Still, change comes gently. New treats like the Ube Bar—a buttery square topped with halaya, macapuno, and ube buttercream—show how Merced is evolving with modern tastes, just like how the Merced Bakehouse Beehive has grown popular again. There’s also a quiet shift toward smaller cakes, perfect for today’s grab-and-go lifestyle.
Carrying the Flame
After the passing of Lola Mila and her daughter Lennie, Max stepped into leadership with both reverence and renewal. The past two years have been bittersweet—but also clarifying.
“I don’t want to fill their shoes—I want to walk in the path they cleared,” he says.
That path now includes digital storefronts, Instagram-ready visuals, and chosen pickup points around the city. But the heart of Merced Bakehouse? It hasn’t changed—especially the cherished Merced Bakehouse Beehive.
A Slice of Home
If you ask anyone who grew up in Quezon City, chances are they have a Merced story. A birthday cake. A box of Choco Bread after exams. A Beehive shared among classmates. For some, it’s a Saturday tradition. For others, a memory of Lola’s table.

In a world where bakeries often chase novelty, Merced stays still—not stuck, but steady and timeless. Much like their famous Merced Bakehouse Beehive.
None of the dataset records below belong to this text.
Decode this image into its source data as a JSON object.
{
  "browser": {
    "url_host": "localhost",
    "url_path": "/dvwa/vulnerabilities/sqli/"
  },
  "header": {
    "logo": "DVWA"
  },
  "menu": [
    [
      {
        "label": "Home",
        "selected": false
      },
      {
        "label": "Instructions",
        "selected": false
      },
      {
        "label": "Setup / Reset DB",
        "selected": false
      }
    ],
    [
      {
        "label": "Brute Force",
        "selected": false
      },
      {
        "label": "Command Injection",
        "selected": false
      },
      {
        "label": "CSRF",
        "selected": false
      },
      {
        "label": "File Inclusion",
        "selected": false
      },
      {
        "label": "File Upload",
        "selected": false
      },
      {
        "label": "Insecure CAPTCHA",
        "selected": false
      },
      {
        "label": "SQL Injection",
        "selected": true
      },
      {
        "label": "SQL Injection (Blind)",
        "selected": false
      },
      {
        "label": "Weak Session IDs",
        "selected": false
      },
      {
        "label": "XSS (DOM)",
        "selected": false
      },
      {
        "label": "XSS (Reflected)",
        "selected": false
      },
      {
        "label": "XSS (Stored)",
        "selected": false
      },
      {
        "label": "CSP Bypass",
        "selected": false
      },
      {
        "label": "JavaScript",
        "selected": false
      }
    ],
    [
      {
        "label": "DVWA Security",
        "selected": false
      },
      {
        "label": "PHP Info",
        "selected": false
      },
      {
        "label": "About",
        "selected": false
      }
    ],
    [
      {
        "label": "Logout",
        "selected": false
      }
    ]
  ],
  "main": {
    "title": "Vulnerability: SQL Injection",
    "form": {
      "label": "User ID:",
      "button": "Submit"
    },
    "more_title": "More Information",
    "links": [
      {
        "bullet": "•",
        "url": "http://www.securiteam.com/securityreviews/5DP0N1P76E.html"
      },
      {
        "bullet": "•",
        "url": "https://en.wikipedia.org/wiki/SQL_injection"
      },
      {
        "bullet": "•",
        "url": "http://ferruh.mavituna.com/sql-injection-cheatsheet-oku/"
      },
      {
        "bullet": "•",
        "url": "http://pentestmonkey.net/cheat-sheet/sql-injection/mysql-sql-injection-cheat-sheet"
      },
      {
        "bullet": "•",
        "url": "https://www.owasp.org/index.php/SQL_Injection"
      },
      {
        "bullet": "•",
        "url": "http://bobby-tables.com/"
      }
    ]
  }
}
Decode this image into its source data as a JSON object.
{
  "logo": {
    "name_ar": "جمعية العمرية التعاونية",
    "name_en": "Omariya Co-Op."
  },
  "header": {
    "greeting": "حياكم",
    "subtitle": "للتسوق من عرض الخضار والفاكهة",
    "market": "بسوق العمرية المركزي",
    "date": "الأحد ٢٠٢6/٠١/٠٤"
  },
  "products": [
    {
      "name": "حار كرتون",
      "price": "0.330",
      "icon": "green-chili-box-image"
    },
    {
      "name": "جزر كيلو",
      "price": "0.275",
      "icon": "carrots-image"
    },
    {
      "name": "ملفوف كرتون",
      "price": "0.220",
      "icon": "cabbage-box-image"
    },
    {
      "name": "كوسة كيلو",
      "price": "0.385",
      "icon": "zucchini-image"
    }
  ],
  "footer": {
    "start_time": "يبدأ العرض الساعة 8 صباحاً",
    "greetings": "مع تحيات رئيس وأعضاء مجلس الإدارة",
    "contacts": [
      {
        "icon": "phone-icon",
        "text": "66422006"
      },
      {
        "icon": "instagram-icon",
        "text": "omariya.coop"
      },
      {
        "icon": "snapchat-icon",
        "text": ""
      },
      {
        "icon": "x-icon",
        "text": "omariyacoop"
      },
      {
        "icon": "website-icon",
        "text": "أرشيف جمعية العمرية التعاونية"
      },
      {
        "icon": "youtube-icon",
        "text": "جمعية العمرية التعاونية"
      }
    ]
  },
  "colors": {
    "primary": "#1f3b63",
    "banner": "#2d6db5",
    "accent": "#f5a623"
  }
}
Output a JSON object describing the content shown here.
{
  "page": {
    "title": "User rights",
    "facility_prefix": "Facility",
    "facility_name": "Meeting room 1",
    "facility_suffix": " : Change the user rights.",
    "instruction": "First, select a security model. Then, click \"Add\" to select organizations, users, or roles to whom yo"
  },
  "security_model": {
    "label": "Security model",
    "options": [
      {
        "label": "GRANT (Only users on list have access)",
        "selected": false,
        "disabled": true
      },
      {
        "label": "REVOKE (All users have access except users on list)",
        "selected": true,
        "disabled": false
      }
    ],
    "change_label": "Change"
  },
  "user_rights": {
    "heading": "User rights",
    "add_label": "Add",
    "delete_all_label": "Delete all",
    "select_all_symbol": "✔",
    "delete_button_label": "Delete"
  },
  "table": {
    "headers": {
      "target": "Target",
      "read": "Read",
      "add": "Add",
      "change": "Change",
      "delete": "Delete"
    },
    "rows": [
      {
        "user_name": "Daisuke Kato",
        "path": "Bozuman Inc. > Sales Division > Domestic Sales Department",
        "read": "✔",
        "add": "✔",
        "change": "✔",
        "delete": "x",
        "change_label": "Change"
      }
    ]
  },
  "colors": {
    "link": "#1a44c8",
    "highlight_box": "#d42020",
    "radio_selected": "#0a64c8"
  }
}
“Comfort food, done right, never goes out of style,” Max says. “It becomes part of who we are.”
How to Get a Taste
Merced Bakehouse
869 EDSA, West Triangle, Quezon City
Website: mercedbakehouse.com
Facebook: facebook.com/mercedbakehouse
Instagram: instagram.com/mercedbakehouse
Pre-orders are encouraged—especially for weekends, holidays, and Beehive cravings. Especially if it’s the Merced Bakehouse Beehive you’re after. Orders can be placed via messages on their official social media pages.
Final Crumbs
More than just a place to buy cake, Merced Bakehouse is a slice of Filipino life. A testament to tradition, resilience, and the simple magic of marshmallow icing on a quiet afternoon. Much like the famous Merced Bakehouse Beehive. Come for the sweets. Stay for the story.